This powerful volume provides dynamic ways of constructing theologies of resistance and liberation by engaging with the everyday practices of marginalised communities. In doing so, this collection of theological experts reject abstracted concepts of bodes and taxonomies of race, gender, sexuality, and disability. Readers will find this a dynamic book with a variety of approaches that provide dynamic ways of constructing theologies of resistance and liberation.

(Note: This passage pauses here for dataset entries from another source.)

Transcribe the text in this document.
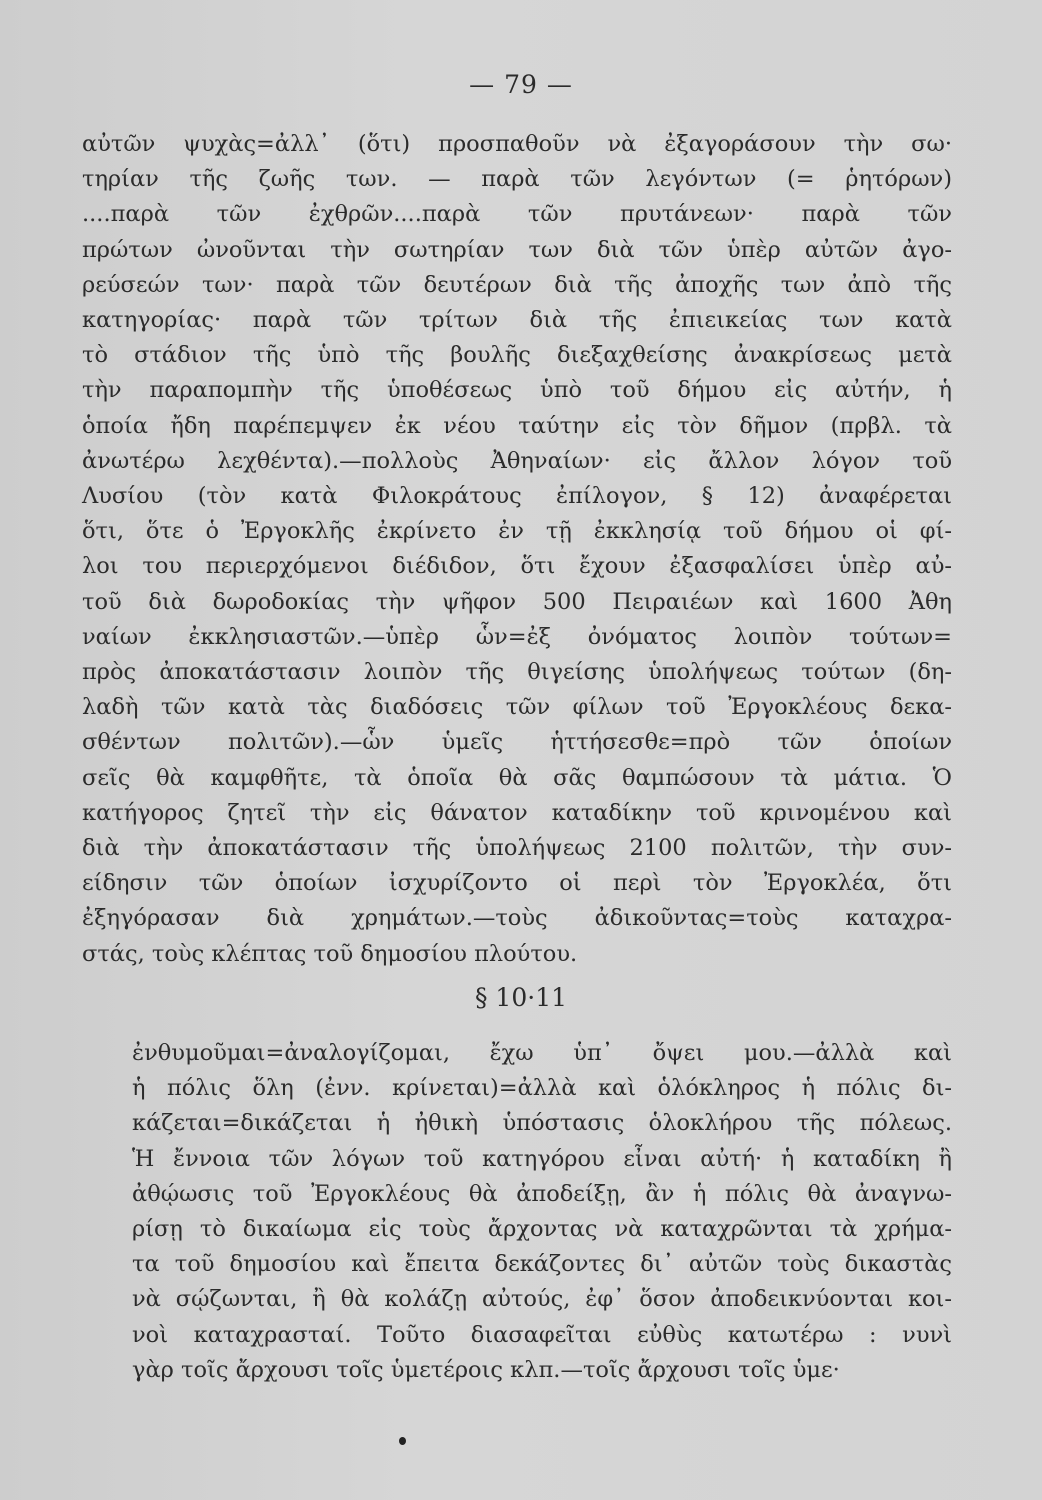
— 79 —
αὐτῶν ψυχὰς=ἀλλ᾽ (ὅτι) προσπαθοῦν νὰ ἐξαγοράσουν τὴν σω·
τηρίαν τῆς ζωῆς των. — παρὰ τῶν λεγόντων (= ῥητόρων)
....παρὰ τῶν ἐχθρῶν....παρὰ τῶν πρυτάνεων· παρὰ τῶν
πρώτων ὠνοῦνται τὴν σωτηρίαν των διὰ τῶν ὑπὲρ αὐτῶν ἀγο-
ρεύσεών των· παρὰ τῶν δευτέρων διὰ τῆς ἀποχῆς των ἀπὸ τῆς
κατηγορίας· παρὰ τῶν τρίτων διὰ τῆς ἐπιεικείας των κατὰ
τὸ στάδιον τῆς ὑπὸ τῆς βουλῆς διεξαχθείσης ἀνακρίσεως μετὰ
τὴν παραπομπὴν τῆς ὑποθέσεως ὑπὸ τοῦ δήμου εἰς αὐτήν, ἡ
ὁποία ἤδη παρέπεμψεν ἐκ νέου ταύτην εἰς τὸν δῆμον (πρβλ. τὰ
ἀνωτέρω λεχθέντα).—πολλοὺς Ἀθηναίων· εἰς ἄλλον λόγον τοῦ
Λυσίου (τὸν κατὰ Φιλοκράτους ἐπίλογον, § 12) ἀναφέρεται
ὅτι, ὅτε ὁ Ἐργοκλῆς ἐκρίνετο ἐν τῇ ἐκκλησίᾳ τοῦ δήμου οἱ φί-
λοι του περιερχόμενοι διέδιδον, ὅτι ἔχουν ἐξασφαλίσει ὑπὲρ αὐ-
τοῦ διὰ δωροδοκίας τὴν ψῆφον 500 Πειραιέων καὶ 1600 Ἀθη
ναίων ἐκκλησιαστῶν.—ὑπὲρ ὧν=ἐξ ὀνόματος λοιπὸν τούτων=
πρὸς ἀποκατάστασιν λοιπὸν τῆς θιγείσης ὑπολήψεως τούτων (δη-
λαδὴ τῶν κατὰ τὰς διαδόσεις τῶν φίλων τοῦ Ἐργοκλέους δεκα-
σθέντων πολιτῶν).—ὧν ὑμεῖς ἡττήσεσθε=πρὸ τῶν ὁποίων
σεῖς θὰ καμφθῆτε, τὰ ὁποῖα θὰ σᾶς θαμπώσουν τὰ μάτια. Ὁ
κατήγορος ζητεῖ τὴν εἰς θάνατον καταδίκην τοῦ κρινομένου καὶ
διὰ τὴν ἀποκατάστασιν τῆς ὑπολήψεως 2100 πολιτῶν, τὴν συν-
είδησιν τῶν ὁποίων ἰσχυρίζοντο οἱ περὶ τὸν Ἐργοκλέα, ὅτι
ἐξηγόρασαν διὰ χρημάτων.—τοὺς ἀδικοῦντας=τοὺς καταχρα-
στάς, τοὺς κλέπτας τοῦ δημοσίου πλούτου.
§ 10·11
ἐνθυμοῦμαι=ἀναλογίζομαι, ἔχω ὑπ᾽ ὄψει μου.—ἀλλὰ καὶ
ἡ πόλις ὅλη (ἐνν. κρίνεται)=ἀλλὰ καὶ ὁλόκληρος ἡ πόλις δι-
κάζεται=δικάζεται ἡ ἠθικὴ ὑπόστασις ὁλοκλήρου τῆς πόλεως.
Ἡ ἔννοια τῶν λόγων τοῦ κατηγόρου εἶναι αὐτή· ἡ καταδίκη ἢ
ἀθῴωσις τοῦ Ἐργοκλέους θὰ ἀποδείξῃ, ἂν ἡ πόλις θὰ ἀναγνω-
ρίσῃ τὸ δικαίωμα εἰς τοὺς ἄρχοντας νὰ καταχρῶνται τὰ χρήμα-
τα τοῦ δημοσίου καὶ ἔπειτα δεκάζοντες δι᾽ αὐτῶν τοὺς δικαστὰς
νὰ σῴζωνται, ἢ θὰ κολάζῃ αὐτούς, ἐφ᾽ ὅσον ἀποδεικνύονται κοι-
νοὶ καταχρασταί. Τοῦτο διασαφεῖται εὐθὺς κατωτέρω : νυνὶ
γὰρ τοῖς ἄρχουσι τοῖς ὑμετέροις κλπ.—τοῖς ἄρχουσι τοῖς ὑμε·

Experiences of marginalisation have provided a powerful reference point for developing theologies of justice and liberation; however, theological and political frameworks often reduce the complexity of lived experiences into categories and themes. Daily practices of resisting and surviving are frequently considered too fleshy, domestic, or banal to be of theological meaning. Therefore, Radford and their coterie of academics draw on understandings of 'the everyday' in feminist, womanist, Latinx, and decolonial theologies as well as in cultural theory; this allows critical reflection on how theological approaches can shape alternative relations to self, society, and the sacred.

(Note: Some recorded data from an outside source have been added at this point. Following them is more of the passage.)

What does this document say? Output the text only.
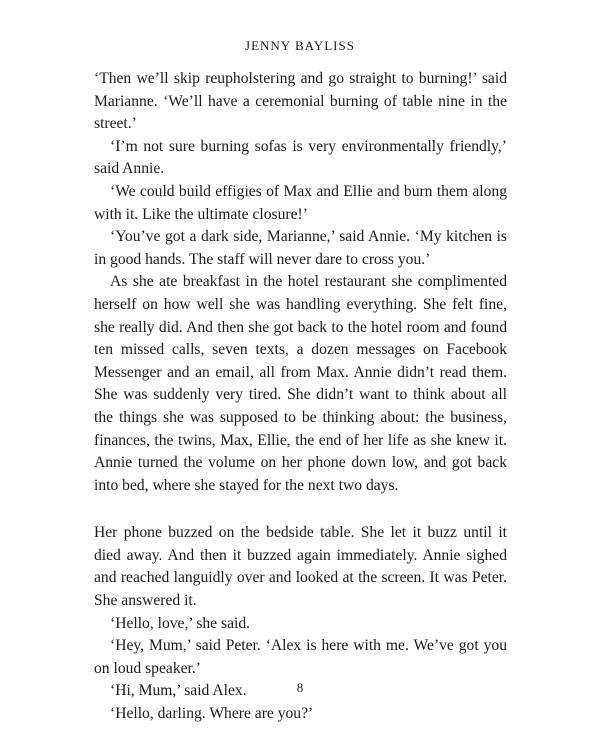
JENNY BAYLISS

‘Then we’ll skip reupholstering and go straight to burning!’ said Marianne. ‘We’ll have a ceremonial burning of table nine in the street.’

‘I’m not sure burning sofas is very environmentally friendly,’ said Annie.

‘We could build effigies of Max and Ellie and burn them along with it. Like the ultimate closure!’

‘You’ve got a dark side, Marianne,’ said Annie. ‘My kitchen is in good hands. The staff will never dare to cross you.’

As she ate breakfast in the hotel restaurant she complimented herself on how well she was handling everything. She felt fine, she really did. And then she got back to the hotel room and found ten missed calls, seven texts, a dozen messages on Facebook Messenger and an email, all from Max. Annie didn’t read them. She was suddenly very tired. She didn’t want to think about all the things she was supposed to be thinking about: the business, finances, the twins, Max, Ellie, the end of her life as she knew it. Annie turned the volume on her phone down low, and got back into bed, where she stayed for the next two days.

Her phone buzzed on the bedside table. She let it buzz until it died away. And then it buzzed again immediately. Annie sighed and reached languidly over and looked at the screen. It was Peter. She answered it.

‘Hello, love,’ she said.

‘Hey, Mum,’ said Peter. ‘Alex is here with me. We’ve got you on loud speaker.’

‘Hi, Mum,’ said Alex.

‘Hello, darling. Where are you?’

8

In recognising the lived and felt realities of struggling against oppressive colonial and racialised systems, contributors engage with academic and activist debates about the possibilities of remaking social relations and creating other ways of knowing and being. From Black theology to indigenous women tackling climate change to queer clergy in South Africa, this volume holds together differences in contributors' approaches, modelling the view that there is not just one form of resistance, nor a single approach to constructing theology.